Scene: The three of us were joined by a fourth and things were going along really well until "Mr Large" turned up. Perhaps I should call him Mr Me, because that's all he was interested in - himself. Also, he was clearly drunk, rude and bellicose.

All three of these people, in my opinion, behaved in a socially inadequate manner. The Golden Rule of networking is to exhibit unconditional giving.

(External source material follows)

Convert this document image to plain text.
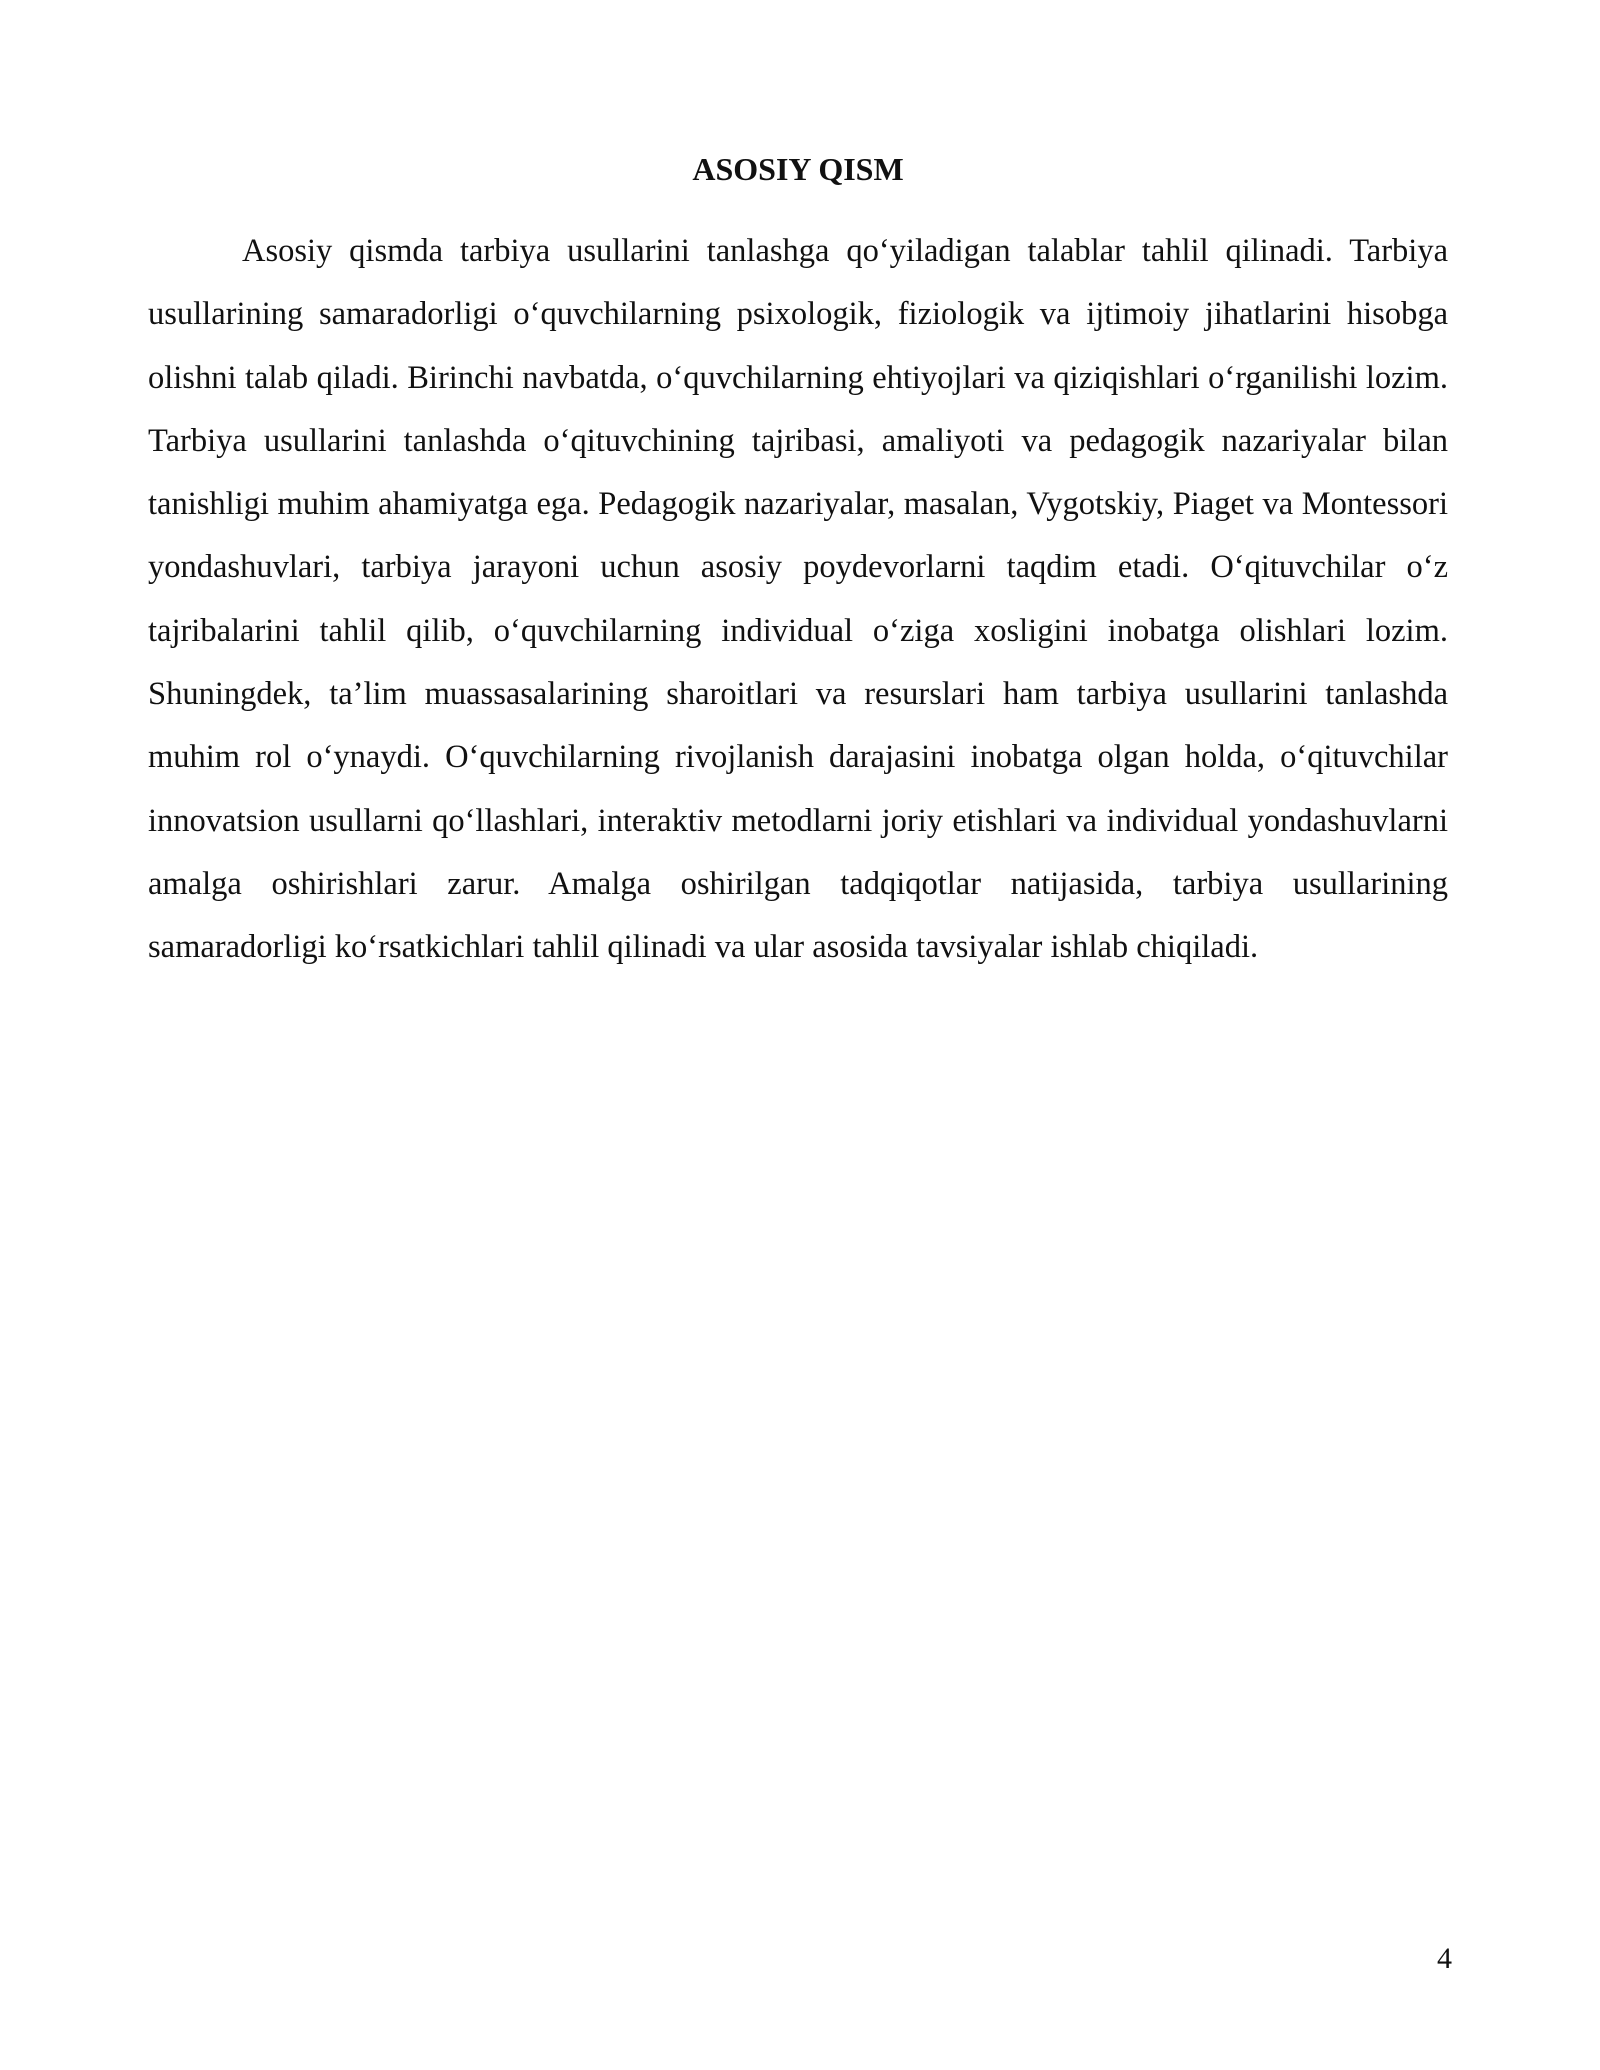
ASOSIY QISM

Asosiy qismda tarbiya usullarini tanlashga qo‘yiladigan talablar tahlil qilinadi. Tarbiya usullarining samaradorligi o‘quvchilarning psixologik, fiziologik va ijtimoiy jihatlarini hisobga olishni talab qiladi. Birinchi navbatda, o‘quvchilarning ehtiyojlari va qiziqishlari o‘rganilishi lozim. Tarbiya usullarini tanlashda o‘qituvchining tajribasi, amaliyoti va pedagogik nazariyalar bilan tanishligi muhim ahamiyatga ega. Pedagogik nazariyalar, masalan, Vygotskiy, Piaget va Montessori yondashuvlari, tarbiya jarayoni uchun asosiy poydevorlarni taqdim etadi. O‘qituvchilar o‘z tajribalarini tahlil qilib, o‘quvchilarning individual o‘ziga xosligini inobatga olishlari lozim. Shuningdek, ta’lim muassasalarining sharoitlari va resurslari ham tarbiya usullarini tanlashda muhim rol o‘ynaydi. O‘quvchilarning rivojlanish darajasini inobatga olgan holda, o‘qituvchilar innovatsion usullarni qo‘llashlari, interaktiv metodlarni joriy etishlari va individual yondashuvlarni amalga oshirishlari zarur. Amalga oshirilgan tadqiqotlar natijasida, tarbiya usullarining samaradorligi ko‘rsatkichlari tahlil qilinadi va ular asosida tavsiyalar ishlab chiqiladi.

4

* I'd like to recommend you attend a Will Kintish talk, and/or get a copy of And Death Came Third by Andy Lopata and Peter Roper

10 comments:

Comte de Straf-Huguenots said...

Found myself nodding here, especially on N1. This is not observed over here and I personally resent it. There's no concept that two people deep in conversation are doing so for a reason.

CityUnslicker said...

good points JJ. i think I am guilty of number 2!

Jeremy Jacobs said...

What you, Mr Nerd?

Lord Straf-Ruhr said...

Ha ha.

Dorothea Stuart said...

An example of poor networking I saw this week: someone firing a rapid series of questions at a person she had just met – totally ignoring his increasing discomfort as the interrogation progressed. There was a complete lack of give-and-take. It seems to me that the best networking is a kind of dance where we begin to build relationships by giving each other space and room to manoeuvre. We also need to pick up the rhythm. If someone is talking light heartedly we need to respond in kind. Detailed or intense questioning can wait for a more appropriate time!

Jeremy Jacobs said...

Excellent observation Dorothea.

I think this sort of activity works best in industry specific networking groups. The same can be said for on-line social networking.

Ellee said...

Absolutely right, I sometimes wonder if I get carried away by my enthusiasm at these events, I'm not sure what impression people have of me. Being a good listener is crucial, even if it is the same person who have heard many times before.

Jeremy Jacobs said...

Ellee, I'm sure you are wonderful.

Colin Campbell said...

I used to do a lot of this when I lived in Singapore. Being a naturally shy person, I found it challenging, but I watched the succesful networkers and used some of their tricks. Over aggression is the one thing that turned me off.

Jeremy Jacobs said...

At a corporate do last week where I was host, I explained the fundamentals of networking. In addition to the tips above:

1. Smile

2. Get that name badge in the right-hand lapel

3. If you say you are going to contact someone. Do so.